Few years down the line, China, stunned the world with its population control policies. In 1979, the People's Republic of China adopted the
"One Child Per Family policy", and imposed penalties often severe on those who violated the law. In 2015, China completely scrapped its one-child policy.
The twins of India's Population control
The brutalities committed in India in the name of population control are known to many as the mass sterilisation drive of 1976 launched by the Indira Gandhi government during the 21-month “Emergency".
According to an article in Quartz India, "Government workers, from train inspectors up to the top brass, were working to sterilise as many men as possible. Some even had monthly quotas for how many men they had to convince to get vasectomies."
The public outcry and the protests resulted into an even darker and sinister plan of population control. But unlike the first, this one targetted: Young Indian women (and sometimes men) often younger than 30, and mostly illiterate.
These women would be lured by governmet-sponsored family planning agents to undergo sterilisation in camps with rudimentary infrastructure and untrained staff. Many women would partake in these camps for cash payments as low as Rs 600.
It was only in September 2016 that the Supreme Court of India directed the Union Government to ensure the discontinuation of ‘sterilization camps’ within the following three years and to induce the state governments to follow suit.
Back to Uttar Pradesh: What else does the Population policy say?
According to PTI, as per the draft bill, State Population Fund will be constituted for the purpose of implementation of the act.
Listing the government's duties, the draft bill says that maternity centres will be established at all primary health centres. The centres and NGOs will distribute contraceptive pills, condoms, etc, spread awareness about family planning methods through community health workers and ensure mandatory registration of pregnancies, deliveries, births and deaths across the state.

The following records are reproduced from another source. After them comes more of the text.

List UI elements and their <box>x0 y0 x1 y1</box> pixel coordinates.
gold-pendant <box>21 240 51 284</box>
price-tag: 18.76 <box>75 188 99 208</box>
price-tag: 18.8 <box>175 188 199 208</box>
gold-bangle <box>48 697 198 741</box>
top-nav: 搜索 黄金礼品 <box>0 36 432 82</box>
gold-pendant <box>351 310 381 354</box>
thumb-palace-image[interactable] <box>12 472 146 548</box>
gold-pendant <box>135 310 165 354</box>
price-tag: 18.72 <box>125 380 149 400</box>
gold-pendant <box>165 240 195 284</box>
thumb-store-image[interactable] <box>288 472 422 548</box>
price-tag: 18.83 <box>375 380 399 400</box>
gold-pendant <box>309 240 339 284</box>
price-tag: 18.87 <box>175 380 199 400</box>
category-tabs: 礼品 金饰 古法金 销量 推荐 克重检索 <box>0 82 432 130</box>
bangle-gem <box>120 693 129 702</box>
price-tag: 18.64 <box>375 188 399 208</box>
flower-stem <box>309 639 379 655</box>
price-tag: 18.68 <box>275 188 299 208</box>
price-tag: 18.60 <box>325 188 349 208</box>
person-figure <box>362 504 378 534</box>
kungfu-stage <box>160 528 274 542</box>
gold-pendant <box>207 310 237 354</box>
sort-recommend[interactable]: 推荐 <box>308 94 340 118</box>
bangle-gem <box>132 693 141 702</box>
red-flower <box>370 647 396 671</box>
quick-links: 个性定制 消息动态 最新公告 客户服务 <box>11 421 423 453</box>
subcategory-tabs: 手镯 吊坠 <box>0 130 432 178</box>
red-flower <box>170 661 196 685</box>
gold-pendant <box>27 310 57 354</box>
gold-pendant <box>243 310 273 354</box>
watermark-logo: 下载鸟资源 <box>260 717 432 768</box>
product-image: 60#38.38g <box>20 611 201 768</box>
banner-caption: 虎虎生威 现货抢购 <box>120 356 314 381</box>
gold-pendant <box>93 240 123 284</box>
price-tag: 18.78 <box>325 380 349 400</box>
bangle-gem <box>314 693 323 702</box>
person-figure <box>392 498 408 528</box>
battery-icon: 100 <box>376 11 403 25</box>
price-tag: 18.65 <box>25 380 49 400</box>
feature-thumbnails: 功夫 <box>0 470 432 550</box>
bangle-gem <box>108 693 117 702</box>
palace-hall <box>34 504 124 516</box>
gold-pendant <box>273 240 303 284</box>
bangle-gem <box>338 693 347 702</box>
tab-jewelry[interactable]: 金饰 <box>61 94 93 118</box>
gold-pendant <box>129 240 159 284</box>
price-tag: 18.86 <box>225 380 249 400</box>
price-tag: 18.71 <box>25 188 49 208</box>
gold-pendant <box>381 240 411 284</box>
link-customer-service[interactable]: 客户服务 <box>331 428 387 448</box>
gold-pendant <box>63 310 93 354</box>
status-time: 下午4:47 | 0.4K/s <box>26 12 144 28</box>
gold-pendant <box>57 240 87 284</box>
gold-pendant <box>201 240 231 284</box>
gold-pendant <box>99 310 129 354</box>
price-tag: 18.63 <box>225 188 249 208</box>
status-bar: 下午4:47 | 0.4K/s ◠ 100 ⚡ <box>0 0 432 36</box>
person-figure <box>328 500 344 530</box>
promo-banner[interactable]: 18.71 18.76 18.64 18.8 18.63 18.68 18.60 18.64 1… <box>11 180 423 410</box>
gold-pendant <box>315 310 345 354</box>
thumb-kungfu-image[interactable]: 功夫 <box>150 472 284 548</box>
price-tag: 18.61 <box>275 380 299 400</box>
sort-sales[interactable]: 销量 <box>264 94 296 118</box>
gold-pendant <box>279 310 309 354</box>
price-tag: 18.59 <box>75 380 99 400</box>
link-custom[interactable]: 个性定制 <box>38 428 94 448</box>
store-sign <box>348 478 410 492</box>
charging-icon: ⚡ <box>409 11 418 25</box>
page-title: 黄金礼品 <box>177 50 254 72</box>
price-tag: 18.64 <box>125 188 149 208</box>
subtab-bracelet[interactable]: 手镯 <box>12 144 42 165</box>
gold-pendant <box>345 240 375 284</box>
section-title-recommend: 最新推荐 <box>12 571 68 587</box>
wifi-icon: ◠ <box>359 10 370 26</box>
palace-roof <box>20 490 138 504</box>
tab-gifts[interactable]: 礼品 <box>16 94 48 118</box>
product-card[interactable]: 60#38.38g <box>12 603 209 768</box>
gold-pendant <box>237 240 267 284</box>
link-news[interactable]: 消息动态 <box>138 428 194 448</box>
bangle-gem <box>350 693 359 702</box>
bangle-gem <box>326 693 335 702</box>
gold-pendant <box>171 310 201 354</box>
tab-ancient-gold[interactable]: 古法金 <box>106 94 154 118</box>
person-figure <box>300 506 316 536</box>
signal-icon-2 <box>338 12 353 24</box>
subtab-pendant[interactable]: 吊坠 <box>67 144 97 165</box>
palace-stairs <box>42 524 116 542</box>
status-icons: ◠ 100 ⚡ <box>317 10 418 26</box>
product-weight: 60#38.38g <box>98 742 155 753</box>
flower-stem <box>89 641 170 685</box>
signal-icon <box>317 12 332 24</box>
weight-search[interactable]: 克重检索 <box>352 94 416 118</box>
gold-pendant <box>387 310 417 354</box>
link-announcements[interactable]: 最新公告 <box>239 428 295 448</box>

The draft bill also says that it shall be the duty of the government to introduce a compulsory subject relating to population control in all secondary schools.
The bill seeks to revitalise efforts and provide for measures to control, stabilise and provide welfare to the population of the state by implementing and promoting two-child norm.
The draft bill reads, "In Uttar Pradesh, there are the limited ecological and economic resources at hand. It is necessary and urgent that the provision of basic necessities of human life including affordable food, safe drinking water, decent housing, access to quality education, economic/livelihood opportunities, power/electricity for domestic consumption, and a secure living is accessible to all citizens."
It is necessary to control, stabilise the population of the state for promotion of sustainable development with more equitable distribution, it says.
It is necessary to ensure healthy birth spacing through measures related to augmenting the availability, accessibility and affordability of quality reproductive health services to achieve the goal of population control, stabilisation and its welfare in the state, the draft bill reads.
As this report points out, despite the Supreme Court order, sterlisation camps continue even today, and so does coercion.
Experts say that India's population peaked a long time ago, and is actually on a decline. And, given India's poor track record, one would hope, one more policy doesn't result into another method of coercion.